Akkersdijk groeide op in Nijmegen, waar hij met zijn zus werd opgevoed door hun alleenstaande moeder – zijn vader had het gezin al vroeg verlaten. Thuis hadden ze het niet breed. Omdat zijn moeder zoveel werkte, als docent op een school voor moeilijk opvoedbare kinderen en als smartlapzangeres, werd hij grotendeels opgevoed door een opa en oma en een oom en tante. Vanaf zijn zestiende kwam zijn vader weer af en toe in beeld, al heeft hij hem de afgelopen jaren nauwelijks gesproken. Akkersdijk: „Hij heeft een hele zware jeugd gehad, die hij geen plek heeft kunnen geven. Volgens mij denkt hij zelf dat het goed is dat hij bij ons is weggegaan, hij wilde ons een ellendige jeugd besparen.”

Akkersdijk heeft vroeger vaak te horen gekregen hoezeer hij op z’n vader leek. „Hij kon ook zo goed praten, zeiden ze dan tegen me.

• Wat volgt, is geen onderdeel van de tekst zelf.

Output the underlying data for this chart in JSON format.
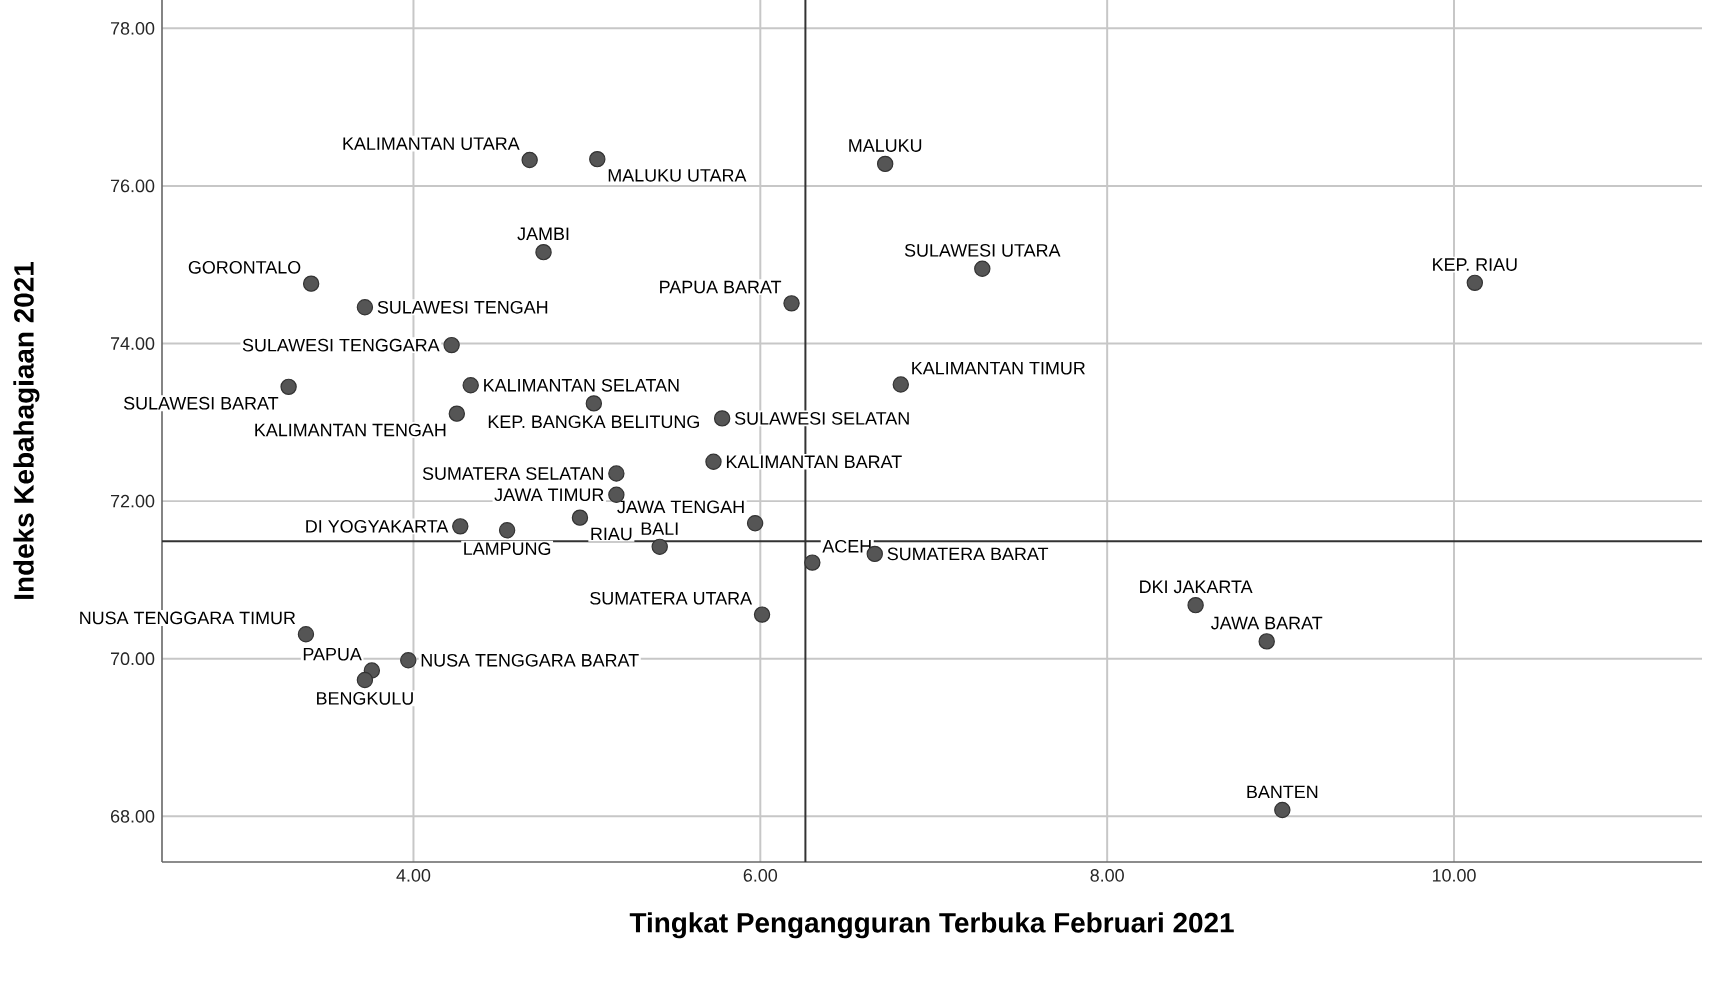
{
  "chart_data": {
    "type": "scatter",
    "xlabel": "Tingkat Pengangguran Terbuka Februari 2021",
    "ylabel": "Indeks Kebahagiaan 2021",
    "x": [
      4.67,
      5.06,
      4.75,
      3.41,
      3.72,
      4.22,
      3.28,
      4.33,
      4.25,
      5.04,
      5.78,
      6.18,
      5.17,
      5.73,
      6.72,
      7.28,
      10.12,
      6.81,
      5.17,
      4.27,
      4.54,
      4.96,
      5.42,
      5.97,
      6.3,
      6.01,
      3.38,
      3.76,
      3.97,
      3.72,
      6.66,
      8.51,
      8.92,
      9.01
    ],
    "values": [
      76.33,
      76.34,
      75.16,
      74.76,
      74.46,
      73.98,
      73.45,
      73.47,
      73.11,
      73.24,
      73.05,
      74.51,
      72.35,
      72.5,
      76.28,
      74.95,
      74.77,
      73.48,
      72.08,
      71.68,
      71.63,
      71.79,
      71.42,
      71.72,
      71.22,
      70.56,
      70.31,
      69.85,
      69.98,
      69.73,
      71.33,
      70.68,
      70.22,
      68.08
    ],
    "color": "#555555",
    "marker": "circle",
    "xlim": [
      2.55,
      11.43
    ],
    "ylim": [
      67.42,
      78.36
    ],
    "xticks": [
      {
        "value": 4,
        "label": "4.00"
      },
      {
        "value": 6,
        "label": "6.00"
      },
      {
        "value": 8,
        "label": "8.00"
      },
      {
        "value": 10,
        "label": "10.00"
      }
    ],
    "yticks": [
      {
        "value": 68,
        "label": "68.00"
      },
      {
        "value": 70,
        "label": "70.00"
      },
      {
        "value": 72,
        "label": "72.00"
      },
      {
        "value": 74,
        "label": "74.00"
      },
      {
        "value": 76,
        "label": "76.00"
      },
      {
        "value": 78,
        "label": "78.00"
      }
    ],
    "grid": true,
    "ref_lines": [
      {
        "axis": "x",
        "value": 6.26,
        "color": "#333333"
      },
      {
        "axis": "y",
        "value": 71.49,
        "color": "#333333"
      }
    ],
    "annotations": [
      {
        "text": "KALIMANTAN UTARA",
        "x": 4.67,
        "y": 76.33
      },
      {
        "text": "MALUKU UTARA",
        "x": 5.06,
        "y": 76.34
      },
      {
        "text": "JAMBI",
        "x": 4.75,
        "y": 75.16
      },
      {
        "text": "GORONTALO",
        "x": 3.41,
        "y": 74.76
      },
      {
        "text": "SULAWESI TENGAH",
        "x": 3.72,
        "y": 74.46
      },
      {
        "text": "SULAWESI TENGGARA",
        "x": 4.22,
        "y": 73.98
      },
      {
        "text": "SULAWESI BARAT",
        "x": 3.28,
        "y": 73.45
      },
      {
        "text": "KALIMANTAN SELATAN",
        "x": 4.33,
        "y": 73.47
      },
      {
        "text": "KALIMANTAN TENGAH",
        "x": 4.25,
        "y": 73.11
      },
      {
        "text": "KEP. BANGKA BELITUNG",
        "x": 5.04,
        "y": 73.24
      },
      {
        "text": "SULAWESI SELATAN",
        "x": 5.78,
        "y": 73.05
      },
      {
        "text": "PAPUA BARAT",
        "x": 6.18,
        "y": 74.51
      },
      {
        "text": "SUMATERA SELATAN",
        "x": 5.17,
        "y": 72.35
      },
      {
        "text": "KALIMANTAN BARAT",
        "x": 5.73,
        "y": 72.5
      },
      {
        "text": "MALUKU",
        "x": 6.72,
        "y": 76.28
      },
      {
        "text": "SULAWESI UTARA",
        "x": 7.28,
        "y": 74.95
      },
      {
        "text": "KEP. RIAU",
        "x": 10.12,
        "y": 74.77
      },
      {
        "text": "KALIMANTAN TIMUR",
        "x": 6.81,
        "y": 73.48
      },
      {
        "text": "JAWA TIMUR",
        "x": 5.17,
        "y": 72.08
      },
      {
        "text": "DI YOGYAKARTA",
        "x": 4.27,
        "y": 71.68
      },
      {
        "text": "LAMPUNG",
        "x": 4.54,
        "y": 71.63
      },
      {
        "text": "RIAU",
        "x": 4.96,
        "y": 71.79
      },
      {
        "text": "BALI",
        "x": 5.42,
        "y": 71.42
      },
      {
        "text": "JAWA TENGAH",
        "x": 5.97,
        "y": 71.72
      },
      {
        "text": "ACEH",
        "x": 6.3,
        "y": 71.22
      },
      {
        "text": "SUMATERA UTARA",
        "x": 6.01,
        "y": 70.56
      },
      {
        "text": "NUSA TENGGARA TIMUR",
        "x": 3.38,
        "y": 70.31
      },
      {
        "text": "PAPUA",
        "x": 3.76,
        "y": 69.85
      },
      {
        "text": "NUSA TENGGARA BARAT",
        "x": 3.97,
        "y": 69.98
      },
      {
        "text": "BENGKULU",
        "x": 3.72,
        "y": 69.73
      },
      {
        "text": "SUMATERA BARAT",
        "x": 6.66,
        "y": 71.33
      },
      {
        "text": "DKI JAKARTA",
        "x": 8.51,
        "y": 70.68
      },
      {
        "text": "JAWA BARAT",
        "x": 8.92,
        "y": 70.22
      },
      {
        "text": "BANTEN",
        "x": 9.01,
        "y": 68.08
      }
    ]
  }
}
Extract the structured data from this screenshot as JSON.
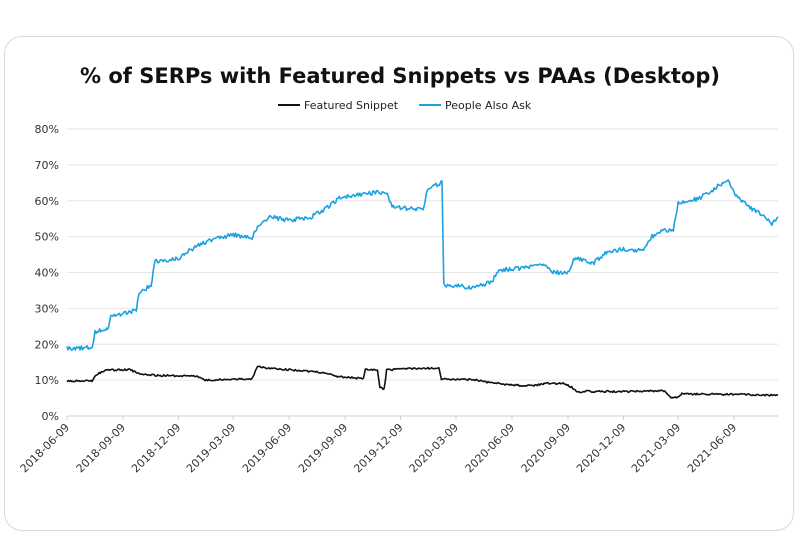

Ik dacht: ja, maar hij heeft nooit iets afgemaakt – zijn school, de opvoeding van zijn kinderen.” In zekere zin, zegt Akkersdijk, heeft dat wel de basis gelegd voor zijn werkethos en een zekere bewijsdrang. „Ik wilde juist dingen afmaken, om te bewijzen dat ik niet op hem leek.”

Het was een tante die zijn talent voor ontwerpen ontdekte. „Zij had een schoenenmerk en vroeg mij om mijn mening.” Op zijn zeventiende ontwierp hij voor haar een kinderschoen, in de vorm van een draak – zijn eerste ontwerp dat in de winkel kwam te liggen. Na de havo kwam hij via een omweg op de Design Academy in Eindhoven terecht, waar hij de studierichting Man & Identity volgde. Al snel raakte hij gefascineerd door stoffen. Hoe maak je stof? Kun je de software van een breimachine ‘hacken’ om er zo andere stoffen mee te maken? (Antwoord: ja – het lukte Akkersdijk om kleding te maken met een breimachine die bedoeld was voor het maken van de buitenkant van matrassen.)

Al snel viel Akkersdijk op en mocht hij een aantal freelance opdrachten doen voor ontwerper Maarten Baas. In een tussenjaar studeerde hij acht maanden aan het Fashion Institute of Technology (onder meer Calvin Klein behoort tot de alumni) in New York. Hij wist: als ik écht verder wil in de mode en textiel dan moet ik naar Parijs.

Borre Akkersdijk

Met zijn portfolio onder de arm bivakkeerde hij twee dagen op de stoep bij modehuis Balenciaga, toen nog onder leiding van Nicolas Ghesquière. Uiteindelijk liet de hr-medewerker hem binnen, maar werd hij afgewezen omdat hij geen Frans sprak. Via een vriendin die in Parijs woonde lukte het hem een introductie te krijgen bij Lidewij Edelkoort, een van de invloedrijkste trendwatchers ter wereld, en toen nog de directeur van de Design Academy. Hij kreeg vijf minuten om zijn portfolio te laten zien. Ze keek hem erg streng aan, maar zei: „Ik vind dat je hier stage moet komen lopen.”

Jetsetleven

Drie jaar bleef Akkersdijk bij het trendbureau van Edelkoort – eerst als stagiair, later als consultant – naast zijn studie in Eindhoven. In één keer bevond hij zich in het centrum van de modewereld en gaf hij advies aan merken als Stella McCartney. Hij leefde een jetsetleven met hotels, restaurants en champagne, terwijl hij voor zijn studietijd in New York zelfs nog nooit buiten Europa was geweest. „Li nam me een keer mee naar Japan, naar de verjaardag van [modeontwerper] Issey Miyake. Hij complimenteerde me met mijn werk en gaf me zelfs het horloge dat hij toen om zijn pols had.” Miyake bood hem een baan aan, die sloeg Akkersdijk af. „Dat vond ik nog te spannend. Voor mijn gevoel kwam ik toen nog maar net kijken.”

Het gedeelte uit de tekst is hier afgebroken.